How Long Will My Colorado Divorce Take?
Divorce and Family Law Blog (Vol I.1)
by Craig Franklin Chambers, Esq. The Littleton Lawyer.
July 8, 2016
As a family law and and divorce lawyer specializing in divorce law, family law, and real estate law in Littleton, Lakewood, Englewood, Denver, Highlands Ranch, and the surrounding areas, this question often arises: How long will my divorce take?
The answer: it depends. Under Colorado law, there is a mandatory ninety-one day waiting period from the time the Petition for Dissolution is filed and served to the day the Judge is legally authorized to sign the final divorce decree. The judge will usually sign the paperwork within a few days after the ninety-day period, depending on his docket. He often “tickles” dates into his calendar to help him keep track of these deadlines, but the burden is on the parties to prosecute the divorce or the case can be dismissed.
In order for the judge to sign the decree after the ninety-one days, the divorce has to be non-contested. The parties need to agree on all the terms of the divorce. All financial disclosures need to have been exchanged, and a Separation Agreement, an Affidavit of Non-appearance and Decree for the court’s signature need to be submitted to the court.
The Decree is a standard form that recites the necessary facts to meet the jurisdictional requirements for the divorce. It is the document that actually divorces the parties. The Affidavit of Non-Appearance is a standard form signed under oath by each party that each has received full financial disclosure and that each understands and is satisfied with the terms of the agreement.

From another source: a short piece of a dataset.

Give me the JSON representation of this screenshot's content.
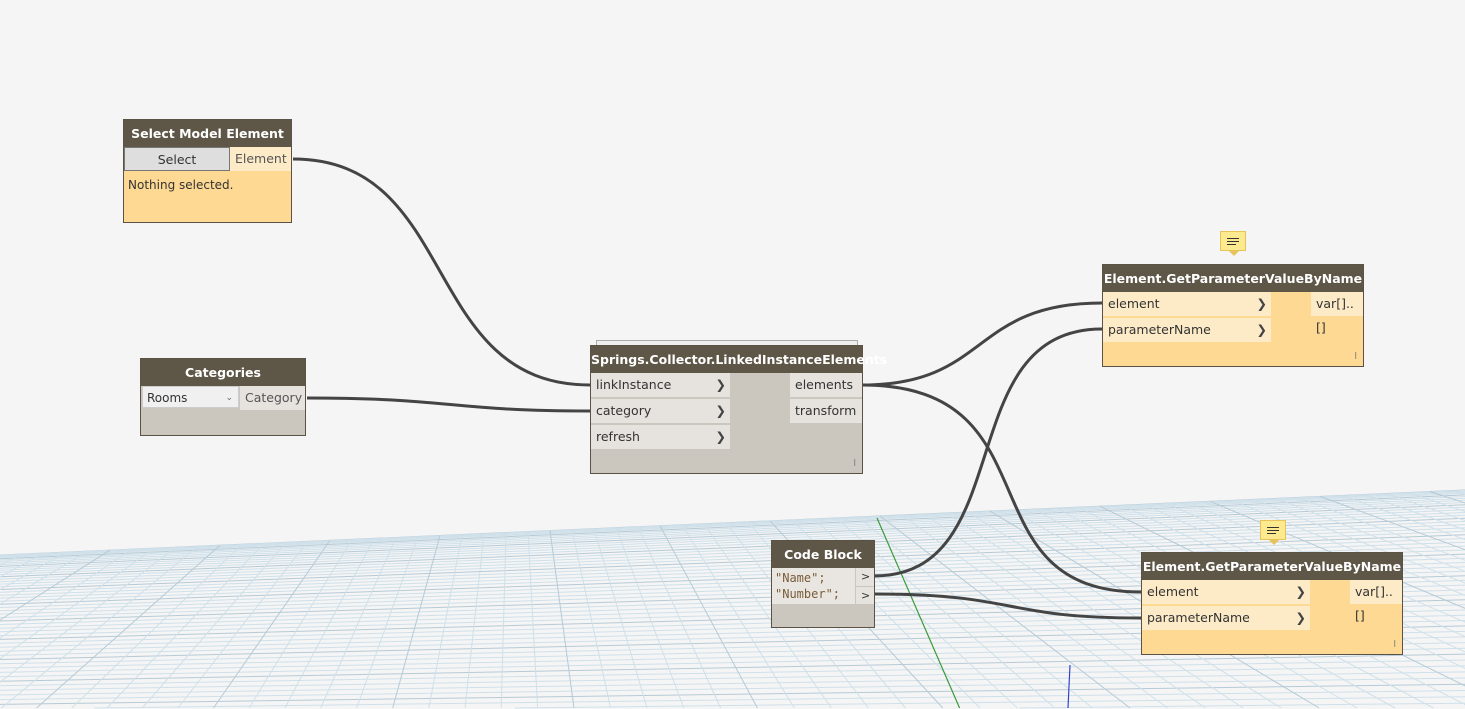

Even if the divorce is non-contested, if minor children are involved, the Court may hold a brief “Non-Contested Permanent Orders Hearing” to make sure the parties are truly in agreement and that the terms are fair.
The term “Separation Agreement” is confusing. Although the term “separation” does not necessarily denote finality, the Separation Agreement is permanent as to financial matters. The term “Permanent Orders” refers to a final order adjudicated by the court after a hearing.The Separation Agreement refers to an agreement or agreements made by the parties without going to court.

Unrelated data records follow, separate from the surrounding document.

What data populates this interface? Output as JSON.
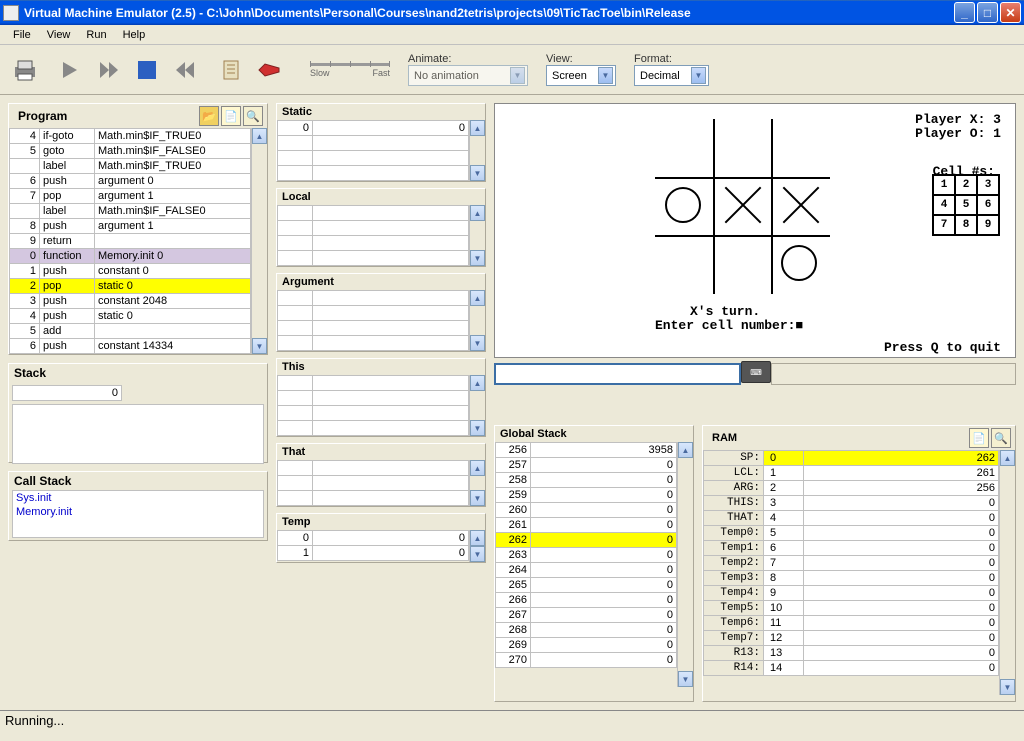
{
  "window": {
    "title": "Virtual Machine Emulator (2.5) - C:\\John\\Documents\\Personal\\Courses\\nand2tetris\\projects\\09\\TicTacToe\\bin\\Release"
  },
  "menus": [
    "File",
    "View",
    "Run",
    "Help"
  ],
  "toolbar": {
    "animate_label": "Animate:",
    "animate_value": "No animation",
    "view_label": "View:",
    "view_value": "Screen",
    "format_label": "Format:",
    "format_value": "Decimal",
    "slow": "Slow",
    "fast": "Fast"
  },
  "program": {
    "title": "Program",
    "rows": [
      {
        "n": "4",
        "op": "if-goto",
        "arg": "Math.min$IF_TRUE0",
        "hl": ""
      },
      {
        "n": "5",
        "op": "goto",
        "arg": "Math.min$IF_FALSE0",
        "hl": ""
      },
      {
        "n": "",
        "op": "label",
        "arg": "Math.min$IF_TRUE0",
        "hl": ""
      },
      {
        "n": "6",
        "op": "push",
        "arg": "argument 0",
        "hl": ""
      },
      {
        "n": "7",
        "op": "pop",
        "arg": "argument 1",
        "hl": ""
      },
      {
        "n": "",
        "op": "label",
        "arg": "Math.min$IF_FALSE0",
        "hl": ""
      },
      {
        "n": "8",
        "op": "push",
        "arg": "argument 1",
        "hl": ""
      },
      {
        "n": "9",
        "op": "return",
        "arg": "",
        "hl": ""
      },
      {
        "n": "0",
        "op": "function",
        "arg": "Memory.init 0",
        "hl": "purple"
      },
      {
        "n": "1",
        "op": "push",
        "arg": "constant 0",
        "hl": ""
      },
      {
        "n": "2",
        "op": "pop",
        "arg": "static 0",
        "hl": "yellow"
      },
      {
        "n": "3",
        "op": "push",
        "arg": "constant 2048",
        "hl": ""
      },
      {
        "n": "4",
        "op": "push",
        "arg": "static 0",
        "hl": ""
      },
      {
        "n": "5",
        "op": "add",
        "arg": "",
        "hl": ""
      },
      {
        "n": "6",
        "op": "push",
        "arg": "constant 14334",
        "hl": ""
      }
    ]
  },
  "stack": {
    "title": "Stack",
    "value": "0"
  },
  "callstack": {
    "title": "Call Stack",
    "items": [
      "Sys.init",
      "Memory.init"
    ]
  },
  "mem_segments": {
    "static": {
      "title": "Static",
      "rows": [
        [
          "0",
          "0"
        ],
        [
          "",
          ""
        ],
        [
          "",
          ""
        ],
        [
          "",
          ""
        ]
      ]
    },
    "local": {
      "title": "Local",
      "rows": [
        [
          "",
          ""
        ],
        [
          "",
          ""
        ],
        [
          "",
          ""
        ],
        [
          "",
          ""
        ]
      ]
    },
    "argument": {
      "title": "Argument",
      "rows": [
        [
          "",
          ""
        ],
        [
          "",
          ""
        ],
        [
          "",
          ""
        ],
        [
          "",
          ""
        ]
      ]
    },
    "this": {
      "title": "This",
      "rows": [
        [
          "",
          ""
        ],
        [
          "",
          ""
        ],
        [
          "",
          ""
        ],
        [
          "",
          ""
        ]
      ]
    },
    "that": {
      "title": "That",
      "rows": [
        [
          "",
          ""
        ],
        [
          "",
          ""
        ],
        [
          "",
          ""
        ]
      ]
    },
    "temp": {
      "title": "Temp",
      "rows": [
        [
          "0",
          "0"
        ],
        [
          "1",
          "0"
        ]
      ]
    }
  },
  "screen": {
    "scoreX": "Player X: 3",
    "scoreO": "Player O: 1",
    "cellnums": "Cell #s:",
    "turn": "X's turn.",
    "prompt": "Enter cell number:■",
    "quit": "Press Q to quit"
  },
  "globalstack": {
    "title": "Global Stack",
    "rows": [
      {
        "a": "256",
        "v": "3958",
        "hl": ""
      },
      {
        "a": "257",
        "v": "0",
        "hl": ""
      },
      {
        "a": "258",
        "v": "0",
        "hl": ""
      },
      {
        "a": "259",
        "v": "0",
        "hl": ""
      },
      {
        "a": "260",
        "v": "0",
        "hl": ""
      },
      {
        "a": "261",
        "v": "0",
        "hl": ""
      },
      {
        "a": "262",
        "v": "0",
        "hl": "yellow"
      },
      {
        "a": "263",
        "v": "0",
        "hl": ""
      },
      {
        "a": "264",
        "v": "0",
        "hl": ""
      },
      {
        "a": "265",
        "v": "0",
        "hl": ""
      },
      {
        "a": "266",
        "v": "0",
        "hl": ""
      },
      {
        "a": "267",
        "v": "0",
        "hl": ""
      },
      {
        "a": "268",
        "v": "0",
        "hl": ""
      },
      {
        "a": "269",
        "v": "0",
        "hl": ""
      },
      {
        "a": "270",
        "v": "0",
        "hl": ""
      }
    ]
  },
  "ram": {
    "title": "RAM",
    "rows": [
      {
        "l": "SP:",
        "a": "0",
        "v": "262",
        "hl": "yellow"
      },
      {
        "l": "LCL:",
        "a": "1",
        "v": "261",
        "hl": ""
      },
      {
        "l": "ARG:",
        "a": "2",
        "v": "256",
        "hl": ""
      },
      {
        "l": "THIS:",
        "a": "3",
        "v": "0",
        "hl": ""
      },
      {
        "l": "THAT:",
        "a": "4",
        "v": "0",
        "hl": ""
      },
      {
        "l": "Temp0:",
        "a": "5",
        "v": "0",
        "hl": ""
      },
      {
        "l": "Temp1:",
        "a": "6",
        "v": "0",
        "hl": ""
      },
      {
        "l": "Temp2:",
        "a": "7",
        "v": "0",
        "hl": ""
      },
      {
        "l": "Temp3:",
        "a": "8",
        "v": "0",
        "hl": ""
      },
      {
        "l": "Temp4:",
        "a": "9",
        "v": "0",
        "hl": ""
      },
      {
        "l": "Temp5:",
        "a": "10",
        "v": "0",
        "hl": ""
      },
      {
        "l": "Temp6:",
        "a": "11",
        "v": "0",
        "hl": ""
      },
      {
        "l": "Temp7:",
        "a": "12",
        "v": "0",
        "hl": ""
      },
      {
        "l": "R13:",
        "a": "13",
        "v": "0",
        "hl": ""
      },
      {
        "l": "R14:",
        "a": "14",
        "v": "0",
        "hl": ""
      }
    ]
  },
  "status": "Running..."
}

The Separation Agreement is final, and financial issues such as spousal support and alimony, division of property, assets, and debts can only be modified in rare circumstances. Children’s issues of parenting time and child support can be more easily modified as the needs of the children evolve.
The Separation Agreement is attached to the Decree and becomes an order of the court. It terms are enforceable only by a contempt proceeding. Because it is a final adjudication of the division of the financial aspects of the marriage, it is crucial that each party fully agrees to and understands the terms of the Separation Agreement.
As for the timing of the divorce, after the case is filed, the court will hold an initial status conference and issue a case management order setting forth the court’s requirements for setting a court date.
Usually the case management order requires full financial disclosures, completion of discovery, and a good faith attempt at mediation before scheduling a Permanent Orders Hearing. In the interim, temporary issues such as who resides in the marital home, how the bills are handled, and where do the children reside, can be resolved by agreement or by a brief two-hour Temporary Orders Hearing.
The time period for a contested divorce depends on how complicated the case is and how willing or unwilling the parties–and their lawyers are– to either prepare for or resolve the outstanding issues. Many of these issues are complicated by personal resentment and feelings of betrayal and guilt for the collapse of the marriage. The more issues left unresolved, the longer the hearing is required, and the fewer the dates that are available with the court’s docket.
In a contested divorce, from the time the case is filed and served to a Permanent Orders hearing, usually takes about a year.